One could also imagine something more drastic along the lines of your suggestion above @AUTProgram where we replace the notion of an x axis entirely with a set of independent variables. And then allow the division between independent variables and parameters to be set at runtime. That would be more invasive, it would also require support in the heuristics which feels like a lot of work.

hartytp commented 1 year ago

I'm going to close this for now. We can definitely consider a feature along these lines but it needs to be driven by a strong use-case, which we don't have right now.

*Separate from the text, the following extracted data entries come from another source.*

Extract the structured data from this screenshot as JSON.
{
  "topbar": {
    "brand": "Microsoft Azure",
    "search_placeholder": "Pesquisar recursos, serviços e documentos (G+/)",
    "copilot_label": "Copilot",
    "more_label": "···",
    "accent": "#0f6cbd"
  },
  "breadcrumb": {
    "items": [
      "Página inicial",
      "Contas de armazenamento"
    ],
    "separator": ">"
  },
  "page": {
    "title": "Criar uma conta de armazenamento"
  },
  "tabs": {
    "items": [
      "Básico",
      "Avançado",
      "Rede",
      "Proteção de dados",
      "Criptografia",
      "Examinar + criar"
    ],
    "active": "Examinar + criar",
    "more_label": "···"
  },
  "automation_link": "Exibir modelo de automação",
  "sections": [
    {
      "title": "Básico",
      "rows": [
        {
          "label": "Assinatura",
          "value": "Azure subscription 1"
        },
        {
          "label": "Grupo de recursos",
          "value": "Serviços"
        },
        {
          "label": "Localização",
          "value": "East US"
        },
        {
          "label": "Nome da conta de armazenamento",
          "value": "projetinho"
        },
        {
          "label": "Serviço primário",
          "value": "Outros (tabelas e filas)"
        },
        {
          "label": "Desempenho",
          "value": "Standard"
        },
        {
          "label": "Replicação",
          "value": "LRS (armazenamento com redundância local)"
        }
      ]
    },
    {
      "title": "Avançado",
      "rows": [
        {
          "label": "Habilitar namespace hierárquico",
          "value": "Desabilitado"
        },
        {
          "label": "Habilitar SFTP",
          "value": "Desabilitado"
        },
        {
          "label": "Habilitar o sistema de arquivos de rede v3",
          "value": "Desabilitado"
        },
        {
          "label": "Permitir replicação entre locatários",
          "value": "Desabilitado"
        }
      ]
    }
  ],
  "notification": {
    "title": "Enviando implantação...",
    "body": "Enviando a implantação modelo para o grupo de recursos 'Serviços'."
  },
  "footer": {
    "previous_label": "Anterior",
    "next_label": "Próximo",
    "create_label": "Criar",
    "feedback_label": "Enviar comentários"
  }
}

One of the benefits with the kinds of atomic systems this package is targeted at is that the physics is generally quite separable. This means that data analysis is often best done as a series of hierarchical 1D fits rather than a system where everything couples to everything so n-D fits become important.

hartytp commented 1 year ago

If the main use case here turns out to be doing fits of fits, a nice approach might be to make a MultiFitter wrapper around Fitter that fits along one axis, then takes a fit result and uses that as the y channel for a fix along the next axis.

hartytp commented 9 months ago

Comments:

The general problem of allowing any model parameter to become an independent variable is not something I currently anticipate supporting for two reasons:

  1. from the use cases we've seen so far, it's not something that has come up much - most data seems to be well handled by a hierarchical series of 1D scans (fit to one model, take an output of that model and use it as an input to the next model and so on)
  2. it is not clear what supporting this would look like. How would we handle parameter estimators? Decide on certain "valid" combinations of parameters to use as independent variables and special-case those?

Whatever we do here, it's going to be an invasive change and the return on effort feels low / the benefit insufficient to justify the additional complexity.

I do, however, see two particular cases which are worth considering:

Hierarchical data

e.g. a 2D scan where we want to fix one model to the first axis and then use fit results as y-channels for a fit to a separate fit model on the second axis. Something like the MultiFitter described above combined with AggregateModel / RepeatedModel would handle this well and without requiring changes to existing code.

Intrinsically multi-dimensional models

The main place this comes up is image analysis. e.g. fitting a 2D gaussian to an image.

The low-effort approach would be to treat the two axes of the image separately (fit to find the x centre, then fit to find the y centre). Then use a MultiFitter as discussed above. That's an okay, if slightly hacky, way of getting a decent answer out which is probably "good enough" for most cases - if not as good as doing the proper multi-d fit.

Given how rarely this comes up, I'm inclined to say that the effort to benefit from implementing this does not currently seem sufficient to justify the effort it would take to do, combined with the amount of additional complexity it would add to the package.